Guys and Dolls

Joe Swerling and Abe Burrows; based on story and characters of Damon Runyon; music and lyrics by Frank Loesser
New Victoria Theatre, Woking, and touring
(2006)

Having perfected the role of nose-blowing Adelaide in the London production, Claire Sweeney was chosen to spearhead the touring version, and what a great choice she has proved to be. With her bubbly personality and down to earth manner she is a great hit with audiences and cast alike, a perfect Adelaide keeping firm control of her New York accent, and she really shows her mettle (and almost everything else) in a very ‘cheeky’ version of “Take Back Your Mink”.

Fellow Liverpudlian Joe McGann is the perfect foil as lugubrious reluctant bridegroom Nathan Detroit, engaged to Adelaide for fourteen years but more intent on setting up an illegal crap game then taking the commitment of marriage. To this end he bets the biggest gambler he knows that he cannot get a date with the beautiful righteous Sarah, leader of the local mission and intent on converting as many sinners as possible to the ways of the Lord.

The production got off to rather a slow start due to the distraction of the sound system slightly distorting the voices and with the suggestion of an echo giving the impression that we were in a large empty room, which was certainly not so with a completely full house, but it soon got into its stride and the plot unfolded.

Taken from one of the stories of New Yorker Damon Runyon, whose quirky newspaper columns with their distinctive inventive language were a hit with the public in the early the twentieth century, original director Michael Grandage preferred to go back to the essence of those stories and their more realistic streetwise style, although how many gamblers can dance like this company I cannot imagine. Choreographer Chris Bailey (original by Chris Ashford) has perfected the most stupendous dance sequences, mostly for the boys, and brilliantly performed by the talented cast absolutely fizzing with energy and enthusiasm. The enthusiasm extends to the touring director Jamie Lloyd, who, members of the cast believe, is destined to become one of the top directors in the country, and he’s certainly done a great job with this show.

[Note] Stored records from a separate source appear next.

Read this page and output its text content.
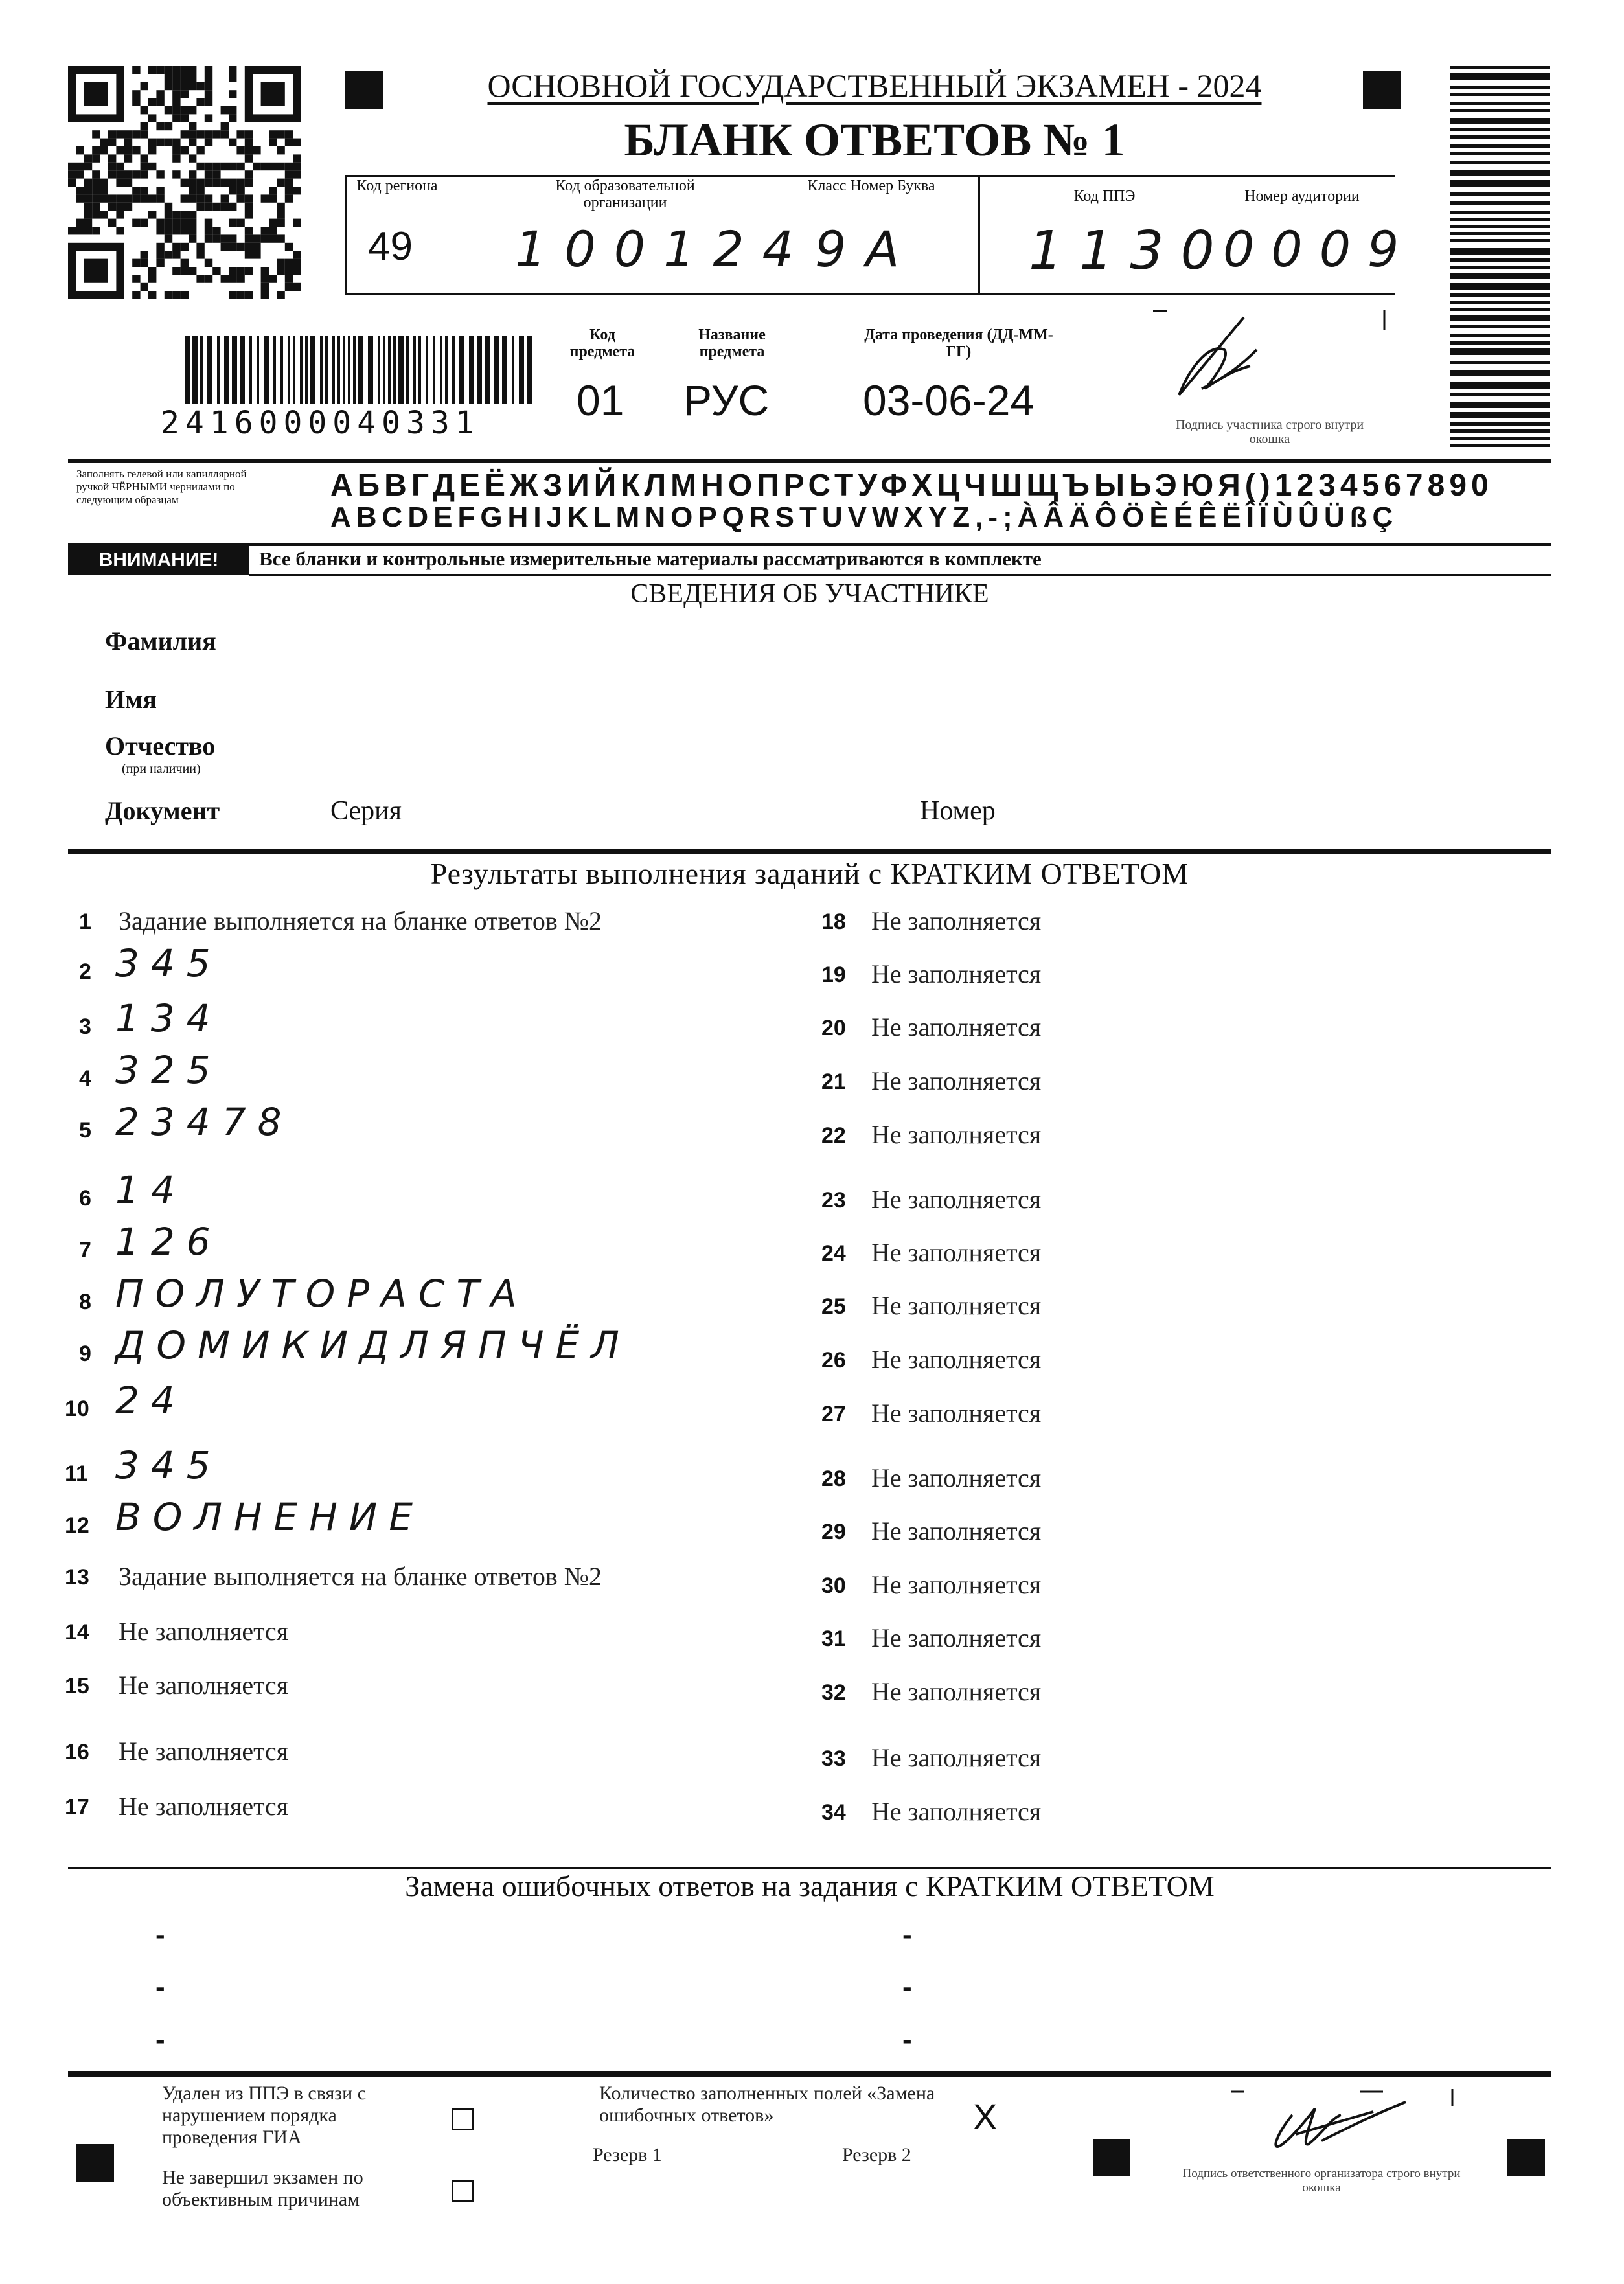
ОСНОВНОЙ ГОСУДАРСТВЕННЫЙ ЭКЗАМЕН - 2024
БЛАНК ОТВЕТОВ № 1
Код региона
49
Код образовательной организации
100124
Класс Номер Буква
9А
Код ППЭ
1130
Номер аудитории
0009
2416000040331
Код предмета
01
Название предмета
РУС
Дата проведения (ДД-ММ-ГГ)
03-06-24
Подпись участника строго внутри окошка
Заполнять гелевой или капиллярной ручкой ЧЁРНЫМИ чернилами по следующим образцам	АБВГДЕЁЖЗИЙКЛМНОПРСТУФХЦЧШЩЪЫЬЭЮЯ()1234567890
ABCDEFGHIJKLMNOPQRSTUVWXYZ,-;ÀÂÄÔÖÈÉÊËÎÏÙÛÜßÇ
ВНИМАНИЕ!	Все бланки и контрольные измерительные материалы рассматриваются в комплекте
СВЕДЕНИЯ ОБ УЧАСТНИКЕ
Фамилия
Имя
Отчество
(при наличии)
Документ	Серия	Номер
Результаты выполнения заданий с КРАТКИМ ОТВЕТОМ
1 Задание выполняется на бланке ответов №2
2 345
3 134
4 325
5 23478
6 14
7 126
8 ПОЛУТОРАСТА
9 ДОМИКИДЛЯПЧЁЛ
10 24
11 345
12 ВОЛНЕНИЕ
13 Задание выполняется на бланке ответов №2
14 Не заполняется
15 Не заполняется
16 Не заполняется
17 Не заполняется
18 Не заполняется
19 Не заполняется
20 Не заполняется
21 Не заполняется
22 Не заполняется
23 Не заполняется
24 Не заполняется
25 Не заполняется
26 Не заполняется
27 Не заполняется
28 Не заполняется
29 Не заполняется
30 Не заполняется
31 Не заполняется
32 Не заполняется
33 Не заполняется
34 Не заполняется
Замена ошибочных ответов на задания с КРАТКИМ ОТВЕТОМ
-
-
-
-
-
-
Удален из ППЭ в связи с нарушением порядка проведения ГИА
Не завершил экзамен по объективным причинам
Количество заполненных полей «Замена ошибочных ответов»	X
Резерв 1	Резерв 2
Подпись ответственного организатора строго внутри окошка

When we move from New York to Havana the dancing positively burns the floor, Latin rhythms giving an extra vibrancy, and dancers Celia Mei Rubin and Joshua Horner as Havana girl and boy give a performance to make you gasp. Here Sarah drinks too much, dances on top of the bar and gets into a fist fight with the dancers, her goody girl image gone, at least for the time being. Lisa Stokke of Mamma Mia fame is this very distinctive and original Sarah, and Sky Masterson, the gambler who wins his bet and takes Sarah to Havana, is Ben Richards who at the beginning is very reminiscent of a casually confident Frank Sinatra but Havana affects him too. Recently one of the judges on the television “Strictly Dance Fever” he shows he is no mean hoofer himself.

All the well-known songs are here including “If I Were a Bell”, “Luck be a Lady”, “I’ve Never Been in Love Before”, and the showstopper “Sit Down You’re Rockin’ the Boat” was performed brilliantly by understudy Neil Clench, Christian Patterson being indisposed.

A very enjoyable, feel-good, happy show and a great night out – or maybe two or three if you can afford it. It’s well worth seeing more than once.

Touring to Birmingham, Plymouth, Sunderland, Milton Keynes, Manchester, Nottingham, Sheffield, Southampton, Oxford, Liverpool and Edinburgh.